Wizz Air claims to offer a “simple service model” through “ticketless travel, cost and time efficient secondary airports, and a single class all-leather seat configuration”. As evidenced, softer seats, shorter airport waiting times and a faster online booking process can indeed ensure repeat custom.

In for the long haul?
The most urgent concern for emerging budget airlines is sustainability. Norwegian Air, another relatively new and extremely ambitious carrier, has increased its fleet substantially in the last five years. The speed of the airline’s complex expansion, which has included the ordering of vast numbers of different aircraft (Airbus and Boeing for short haul, 787s for long haul flights), has already put pressure on business operations.

Wizz Air may be taking on new aircraft, but Andrew Lobbenberg, an aviation analyst with HSBC, thinks comparisons with Norwegian’s drastic expansion may be unfounded: “It’s quite aggressive growth, yes, but it is fairly gradual between now and 2026. The new aircraft are consistent with what they have. It remains a clean, simple business model with a consistent fleet plan of narrow-bodied Airbus aircraft.”

The year ahead
A trying year lies ahead for Norwegian, with Bloomberg estimating the airline will sustain an operating loss of NKR 1.48bn (€153m) due to falling unit revenue and rising unit costs. Yet Wizz Air’s more focused strategy will confirm the effectiveness of maintaining a simple business model; the continuing strength of the Eastern European economy and the airline’s popularity with passengers should ensure a successful 2018.

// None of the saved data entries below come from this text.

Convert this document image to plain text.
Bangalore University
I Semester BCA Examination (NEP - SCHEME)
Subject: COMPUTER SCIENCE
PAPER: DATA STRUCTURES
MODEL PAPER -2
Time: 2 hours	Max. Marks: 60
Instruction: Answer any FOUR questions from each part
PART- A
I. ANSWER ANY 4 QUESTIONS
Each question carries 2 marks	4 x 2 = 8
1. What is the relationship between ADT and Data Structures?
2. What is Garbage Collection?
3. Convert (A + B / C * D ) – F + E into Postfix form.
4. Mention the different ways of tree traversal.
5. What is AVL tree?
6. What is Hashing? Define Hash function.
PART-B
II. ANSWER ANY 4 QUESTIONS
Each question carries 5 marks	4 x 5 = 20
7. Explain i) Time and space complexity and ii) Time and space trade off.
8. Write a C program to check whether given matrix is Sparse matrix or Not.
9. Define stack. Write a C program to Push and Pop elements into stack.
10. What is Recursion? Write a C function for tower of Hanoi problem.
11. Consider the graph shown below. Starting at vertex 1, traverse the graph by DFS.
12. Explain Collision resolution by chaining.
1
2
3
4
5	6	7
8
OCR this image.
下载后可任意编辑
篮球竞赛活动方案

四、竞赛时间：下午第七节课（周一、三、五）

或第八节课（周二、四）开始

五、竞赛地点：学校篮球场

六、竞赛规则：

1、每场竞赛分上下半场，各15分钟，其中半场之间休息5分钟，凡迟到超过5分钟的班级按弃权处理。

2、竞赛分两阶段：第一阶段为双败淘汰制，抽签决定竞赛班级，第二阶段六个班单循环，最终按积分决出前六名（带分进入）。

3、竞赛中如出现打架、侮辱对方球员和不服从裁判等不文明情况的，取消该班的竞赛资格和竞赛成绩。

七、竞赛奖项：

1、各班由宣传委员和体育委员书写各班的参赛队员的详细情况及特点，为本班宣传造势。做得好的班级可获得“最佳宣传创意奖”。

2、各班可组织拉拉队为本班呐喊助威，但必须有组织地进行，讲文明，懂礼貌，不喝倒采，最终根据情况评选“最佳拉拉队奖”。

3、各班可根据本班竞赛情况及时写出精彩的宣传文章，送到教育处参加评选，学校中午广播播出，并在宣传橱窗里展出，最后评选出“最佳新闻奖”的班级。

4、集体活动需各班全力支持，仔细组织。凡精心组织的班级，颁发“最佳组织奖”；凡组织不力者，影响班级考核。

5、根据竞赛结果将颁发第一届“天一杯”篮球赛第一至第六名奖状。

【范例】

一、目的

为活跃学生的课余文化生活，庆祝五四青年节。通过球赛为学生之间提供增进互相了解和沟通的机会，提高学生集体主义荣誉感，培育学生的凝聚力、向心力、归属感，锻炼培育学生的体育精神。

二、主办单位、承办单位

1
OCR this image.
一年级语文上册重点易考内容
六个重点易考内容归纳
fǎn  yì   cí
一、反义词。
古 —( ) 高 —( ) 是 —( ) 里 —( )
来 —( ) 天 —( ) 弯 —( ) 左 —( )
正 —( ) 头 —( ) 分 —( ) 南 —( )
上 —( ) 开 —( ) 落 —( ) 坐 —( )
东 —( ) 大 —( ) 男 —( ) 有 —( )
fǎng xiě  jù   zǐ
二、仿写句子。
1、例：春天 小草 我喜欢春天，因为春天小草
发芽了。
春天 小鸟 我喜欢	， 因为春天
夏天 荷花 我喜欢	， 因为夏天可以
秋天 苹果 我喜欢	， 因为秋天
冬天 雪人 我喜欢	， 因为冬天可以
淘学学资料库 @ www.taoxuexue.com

Ryanair, however, will be making significant waves as it sets its sites on Eastern Europe too. Bouncing back from months of operational disruption, Ryanair will prove a fierce competitor, testing the value of Wizz’s customer satisfaction.

But the ultimate issue for both airlines is economic. Lobbenberg argues we are already seeing signs of cost inflation as the region’s economy continues to grow and living standards rise. That means rising labour costs for Wizz Air’s social-media-savvy cabin crews. In the long term, the end of the East Europe’s low budget sweet spot could be in sight.